Der Mensch schützt nur, was er als schützenswert erachtet, also in irgendeiner Weise Gewinn abzuwerfen verspricht. Sei es unberührte Natur für den Tourismus oder ein sauberer Bach für dicke Forellen. Oder einfach menschliche Lebensqualität. Neben einem Fluss der stinkt, wird man keine ordentlichen Grundstückspreise erzielen. Das wir den Schaden, den wir angerichtet haben, wieder Gut zu machen versuchen, zeugt weder von Vernunft noch von Einsicht, sondern ist blanke Panik. Denn dummerweise ist die Natur nicht auf die "Krone der Schöpfung" angewiesen, umgedreht wird ein Schuh draus. Egal was wir anstellen, das Leben auf der Erde werden wir nicht vernichten können, wohl aber unsere eigene Existenzgrundlage. Was ausstirbt, entwickelt sich neu, keine ökologische Nische bleibt ungenutzt. Aber auch wenn der Mensch dank seiner Anpassungfähigkeit viele Nischen für sich beansprucht (etliche Tierarten können davon ein Liedchen singen, freilich ein recht mißtönendes), wenn wir unsere wichtigsten Ressourcen aufbrauchen, sieht's finster aus.

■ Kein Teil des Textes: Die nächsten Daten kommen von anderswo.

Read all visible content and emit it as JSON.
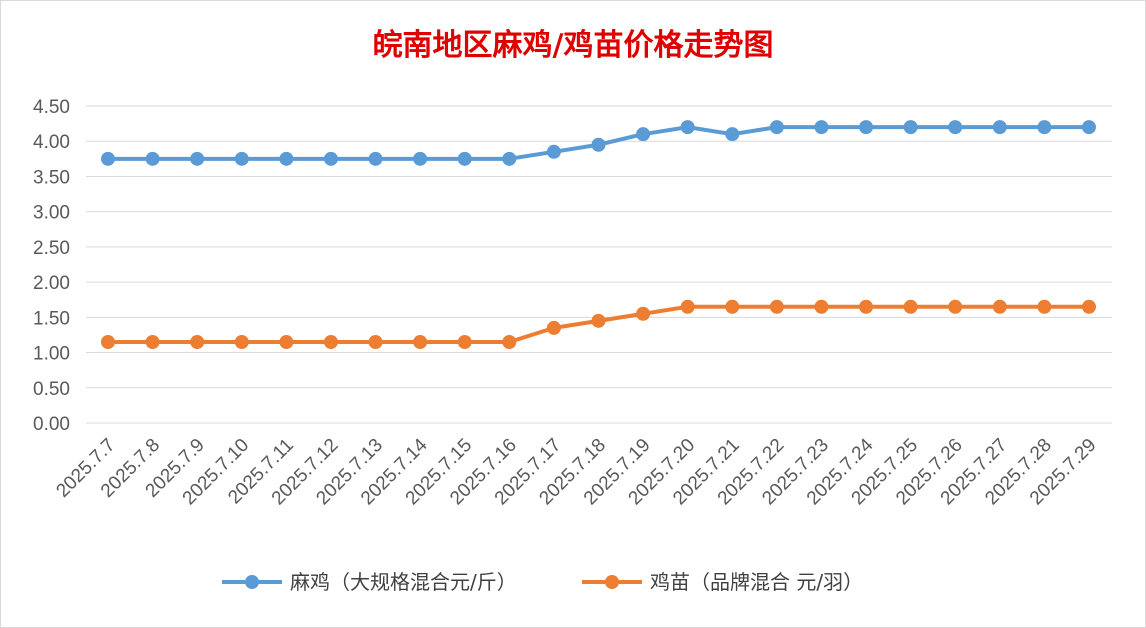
{
  "chart_data": {
    "type": "line",
    "title": "皖南地区麻鸡/鸡苗价格走势图",
    "xlabel": "",
    "ylabel": "",
    "ylim": [
      0,
      4.5
    ],
    "ytick_step": 0.5,
    "yticks": [
      "0.00",
      "0.50",
      "1.00",
      "1.50",
      "2.00",
      "2.50",
      "3.00",
      "3.50",
      "4.00",
      "4.50"
    ],
    "grid": true,
    "legend_position": "bottom",
    "categories": [
      "2025.7.7",
      "2025.7.8",
      "2025.7.9",
      "2025.7.10",
      "2025.7.11",
      "2025.7.12",
      "2025.7.13",
      "2025.7.14",
      "2025.7.15",
      "2025.7.16",
      "2025.7.17",
      "2025.7.18",
      "2025.7.19",
      "2025.7.20",
      "2025.7.21",
      "2025.7.22",
      "2025.7.23",
      "2025.7.24",
      "2025.7.25",
      "2025.7.26",
      "2025.7.27",
      "2025.7.28",
      "2025.7.29"
    ],
    "series": [
      {
        "name": "麻鸡（大规格混合元/斤）",
        "color": "#5b9bd5",
        "values": [
          3.75,
          3.75,
          3.75,
          3.75,
          3.75,
          3.75,
          3.75,
          3.75,
          3.75,
          3.75,
          3.85,
          3.95,
          4.1,
          4.2,
          4.1,
          4.2,
          4.2,
          4.2,
          4.2,
          4.2,
          4.2,
          4.2,
          4.2
        ]
      },
      {
        "name": "鸡苗（品牌混合 元/羽）",
        "color": "#ed7d31",
        "values": [
          1.15,
          1.15,
          1.15,
          1.15,
          1.15,
          1.15,
          1.15,
          1.15,
          1.15,
          1.15,
          1.35,
          1.45,
          1.55,
          1.65,
          1.65,
          1.65,
          1.65,
          1.65,
          1.65,
          1.65,
          1.65,
          1.65,
          1.65
        ]
      }
    ]
  }
}
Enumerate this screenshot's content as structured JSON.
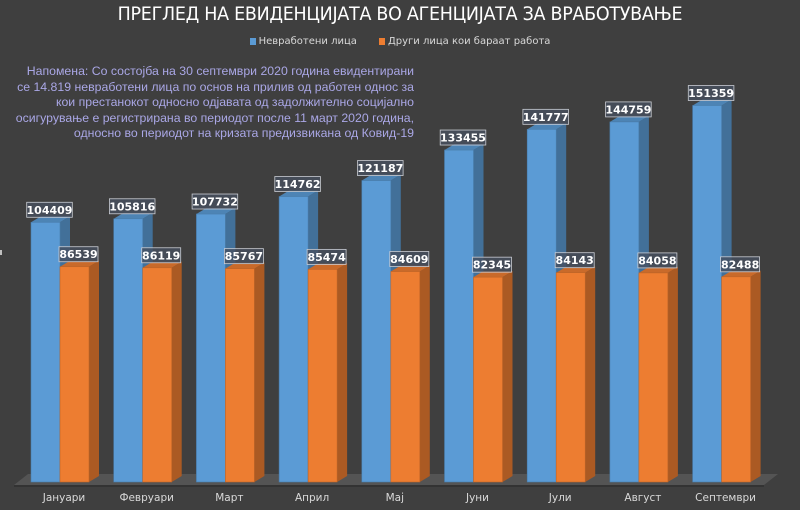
{
  "chart_data": {
    "type": "bar",
    "style": "3d-clustered-column",
    "title": "ПРЕГЛЕД НА ЕВИДЕНЦИЈАТА ВО АГЕНЦИЈАТА ЗА ВРАБОТУВАЊЕ",
    "xlabel": "",
    "ylabel": "",
    "ylim": [
      0,
      160000
    ],
    "grid": false,
    "legend_position": "top-center",
    "categories": [
      "Јануари",
      "Февруари",
      "Март",
      "Април",
      "Мај",
      "Јуни",
      "Јули",
      "Август",
      "Септември"
    ],
    "series": [
      {
        "name": "Невработени лица",
        "color": "#5b9bd5",
        "values": [
          104409,
          105816,
          107732,
          114762,
          121187,
          133455,
          141777,
          144759,
          151359
        ]
      },
      {
        "name": "Други лица кои бараат работа",
        "color": "#ed7d31",
        "values": [
          86539,
          86119,
          85767,
          85474,
          84609,
          82345,
          84143,
          84058,
          82488
        ]
      }
    ],
    "data_labels": true,
    "annotation": [
      "Напомена: Со состојба на 30 септември 2020 година евидентирани",
      "се 14.819 невработени лица по основ на прилив од работен однос за",
      "кои престанокот односно одјавата од задолжително социјално",
      "осигурување е регистрирана во периодот после 11 март 2020 година,",
      "односно во периодот на кризата предизвикана од Ковид-19"
    ]
  },
  "colors": {
    "background": "#3f3f3f",
    "annotation_text": "#aaa7e6",
    "title_text": "#ffffff"
  }
}
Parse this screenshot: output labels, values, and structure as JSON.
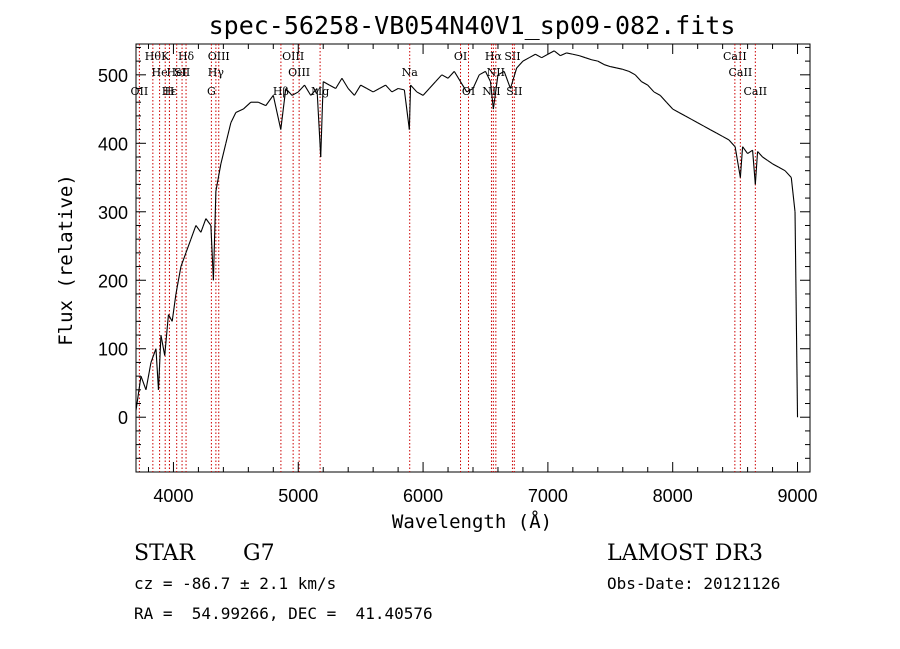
{
  "chart_data": {
    "type": "line",
    "title": "spec-56258-VB054N40V1_sp09-082.fits",
    "xlabel": "Wavelength (Å)",
    "ylabel": "Flux (relative)",
    "xlim": [
      3700,
      9100
    ],
    "ylim": [
      -80,
      545
    ],
    "xticks": [
      4000,
      5000,
      6000,
      7000,
      8000,
      9000
    ],
    "xtick_labels": [
      "4000",
      "5000",
      "6000",
      "7000",
      "8000",
      "9000"
    ],
    "yticks": [
      0,
      100,
      200,
      300,
      400,
      500
    ],
    "ytick_labels": [
      "0",
      "100",
      "200",
      "300",
      "400",
      "500"
    ],
    "series": [
      {
        "name": "flux",
        "x": [
          3700,
          3740,
          3780,
          3820,
          3860,
          3880,
          3900,
          3930,
          3960,
          3990,
          4020,
          4060,
          4100,
          4140,
          4180,
          4220,
          4260,
          4300,
          4320,
          4340,
          4380,
          4420,
          4460,
          4500,
          4560,
          4620,
          4680,
          4740,
          4800,
          4860,
          4900,
          4950,
          5000,
          5050,
          5100,
          5150,
          5180,
          5200,
          5250,
          5300,
          5350,
          5400,
          5450,
          5500,
          5550,
          5600,
          5650,
          5700,
          5750,
          5800,
          5850,
          5890,
          5900,
          5950,
          6000,
          6050,
          6100,
          6150,
          6200,
          6250,
          6300,
          6350,
          6400,
          6450,
          6500,
          6540,
          6563,
          6600,
          6650,
          6700,
          6750,
          6800,
          6850,
          6900,
          6950,
          7000,
          7050,
          7100,
          7150,
          7200,
          7250,
          7300,
          7350,
          7400,
          7450,
          7500,
          7550,
          7600,
          7650,
          7700,
          7750,
          7800,
          7850,
          7900,
          7950,
          8000,
          8050,
          8100,
          8150,
          8200,
          8250,
          8300,
          8350,
          8400,
          8450,
          8500,
          8542,
          8560,
          8600,
          8640,
          8662,
          8680,
          8720,
          8760,
          8800,
          8850,
          8900,
          8950,
          8980,
          9000
        ],
        "y": [
          10,
          60,
          40,
          80,
          100,
          40,
          120,
          90,
          150,
          140,
          180,
          220,
          240,
          260,
          280,
          270,
          290,
          280,
          200,
          330,
          370,
          400,
          430,
          445,
          450,
          460,
          460,
          455,
          470,
          420,
          480,
          470,
          475,
          485,
          470,
          480,
          380,
          490,
          485,
          480,
          495,
          480,
          470,
          485,
          480,
          475,
          480,
          485,
          475,
          480,
          478,
          420,
          485,
          475,
          470,
          480,
          490,
          500,
          495,
          505,
          490,
          475,
          480,
          500,
          505,
          490,
          450,
          500,
          505,
          480,
          510,
          520,
          525,
          530,
          525,
          530,
          535,
          528,
          532,
          530,
          528,
          525,
          522,
          520,
          515,
          512,
          510,
          508,
          505,
          500,
          490,
          485,
          475,
          470,
          460,
          450,
          445,
          440,
          435,
          430,
          425,
          420,
          415,
          410,
          405,
          395,
          350,
          395,
          385,
          390,
          340,
          388,
          380,
          375,
          370,
          365,
          360,
          350,
          300,
          0
        ]
      }
    ],
    "emission_lines": [
      {
        "wl": 3727,
        "label": "OII",
        "row": 3
      },
      {
        "wl": 3835,
        "label": "Hθ",
        "row": 1
      },
      {
        "wl": 3889,
        "label": "He",
        "row": 2
      },
      {
        "wl": 3934,
        "label": "K",
        "row": 1
      },
      {
        "wl": 3968,
        "label": "Hε",
        "row": 3
      },
      {
        "wl": 4026,
        "label": "HeI",
        "row": 2
      },
      {
        "wl": 4101,
        "label": "Hδ",
        "row": 1
      },
      {
        "wl": 4069,
        "label": "SII",
        "row": 2
      },
      {
        "wl": 3968,
        "label": "H",
        "row": 3
      },
      {
        "wl": 4340,
        "label": "Hγ",
        "row": 2
      },
      {
        "wl": 4304,
        "label": "G",
        "row": 3
      },
      {
        "wl": 4363,
        "label": "OIII",
        "row": 1
      },
      {
        "wl": 4861,
        "label": "Hβ",
        "row": 3
      },
      {
        "wl": 4959,
        "label": "OIII",
        "row": 1
      },
      {
        "wl": 5007,
        "label": "OIII",
        "row": 2
      },
      {
        "wl": 5175,
        "label": "Mg",
        "row": 3
      },
      {
        "wl": 5893,
        "label": "Na",
        "row": 2
      },
      {
        "wl": 6300,
        "label": "OI",
        "row": 1
      },
      {
        "wl": 6364,
        "label": "OI",
        "row": 3
      },
      {
        "wl": 6548,
        "label": "NII",
        "row": 3
      },
      {
        "wl": 6563,
        "label": "Hα",
        "row": 1
      },
      {
        "wl": 6583,
        "label": "NII",
        "row": 2
      },
      {
        "wl": 6716,
        "label": "SII",
        "row": 1
      },
      {
        "wl": 6731,
        "label": "SII",
        "row": 3
      },
      {
        "wl": 8498,
        "label": "CaII",
        "row": 1
      },
      {
        "wl": 8542,
        "label": "CaII",
        "row": 2
      },
      {
        "wl": 8662,
        "label": "CaII",
        "row": 3
      }
    ],
    "line_color": "#cc0000"
  },
  "info": {
    "object_type": "STAR",
    "subclass": "G7",
    "survey": "LAMOST DR3",
    "cz": "cz = -86.7 ± 2.1 km/s",
    "obs_date": "Obs-Date: 20121126",
    "coords": "RA =  54.99266, DEC =  41.40576"
  }
}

  Klima, das nächste Thema. Der Natur ist es sch...egal, ob das durchschnittliche Jahresmittel bei 15 oder 25 Grad Celsius liegt. Alleine dem Menschen wird's unbehaglich.
Die Klimaerwärmung wäre uns noch egal (können wir doch Heizkosten sparen), wären da nicht die Dürreperioden, die uns die Nahrungsmittel kosten oder die daraus resultierenden Stürme, die Schäden in Milliardenhöhe verursachen. Das Leben hat schon etliche Kalt- und Warmzeiten überstanden, der Mensch als Art nicht. 

  Auf der großen Party der Lebens ist der Mensch erst recht spät aufgetaucht. Alles amüsierte sich prächtig, plötzlich wird Glas zerdeppert, es wird rumgepöbelt, die Luft verqualmt und die Getränke verpanscht. Wir sollten uns also nicht wundern, wenn wir wieder rausgeschmissen werden. Komplexitätskrise, Ende aus, wieder eine Art weniger.
Solange der Mensch als Art nicht von seinem Materialismus abrückt (und das wird er nicht), ist Naturschutz nichts weiter als eine Art, unser schlechtes Gewissen zu beruhigen und mehr oder weniger für die Katz (nichtdestotrotz ist er lobenswert). 
  So traurig wie es klingt, aber Mutter Erde hat sich schon die Stiefel angezogen, mit denen sie den Menschen ins Aus kicken will. Ob wir das Ruder noch herumreißen können? Keine Ahnung, aber wir werden das glücklicherweise auch nicht mehr erfahren, unsere Kinder wohl auch nicht mehr, aber für unsere Enkel und Urenkel möchte ich die Hand nicht ins Feuer legen...


----------



## gründler (11. Juli 2009)

*AW: Angler und Naturschutz - passt das zusammen?*

Gebe mein vorredner recht,bloß Wann es passiert weiß niemand!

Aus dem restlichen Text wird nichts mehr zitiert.